当然の事ですが,3次元で書かれた図面ですから実際の部品を見るのと同じ形状で表示されていますから、部品の確認は画面上と製造現場と両方で行っている事となりますね。
大手製造メーカー様では大型デスプレーの端末を製造現場に設置して製造部員全員で確認しながら組み込みを進行出来ると言う事で、部品の取り付けミス、部品を捜す工数の削減、実際に組み付ける際の注意も出来る事等により全体的な組み込み工数を大幅に削減する事が可能であると思います。
技術は決して完璧な物が無いと言う前提で考えて行きますと、この3次元図面の公開により製造部門よりの提案活動もより具体的に表現されて行く事にも繋がって行くと思います。
この様な事も単に3次元設計を技術部だけの物と考える内容ではないと言う事に繋がる物と思います。

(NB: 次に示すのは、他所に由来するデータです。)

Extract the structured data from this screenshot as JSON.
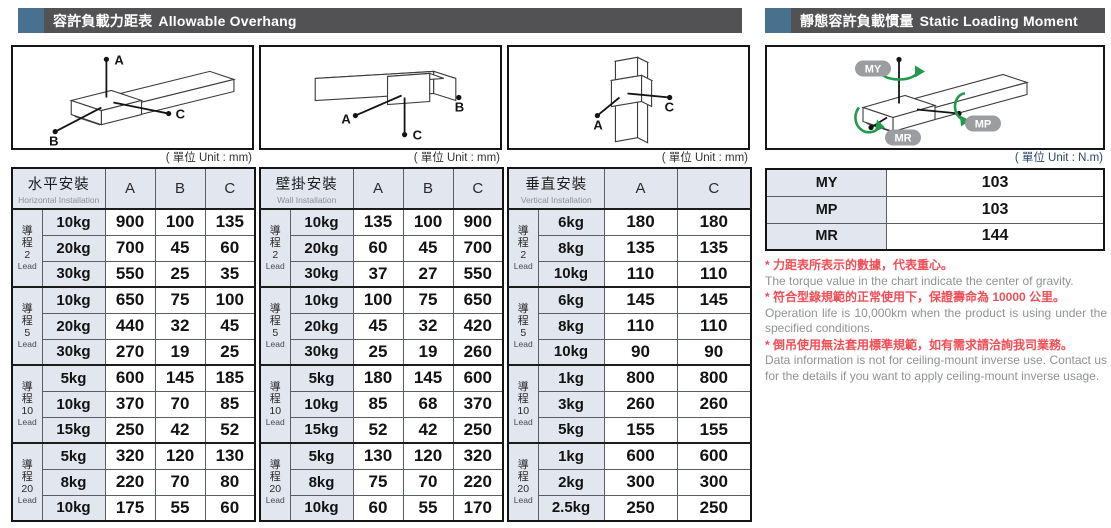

既に3次元設計システムを採用されている会社では当たり前の事でしょうが、まだ採用されていない会社の場合には2次効果としての応用もありなので、あらゆる可能性を追求して使っていく事が非常に高価なソフトを有効活用出来ると言う事になり、結果的にはとてもリーズナブル(納得出来る)なソフトに変貌して行く事でしょう。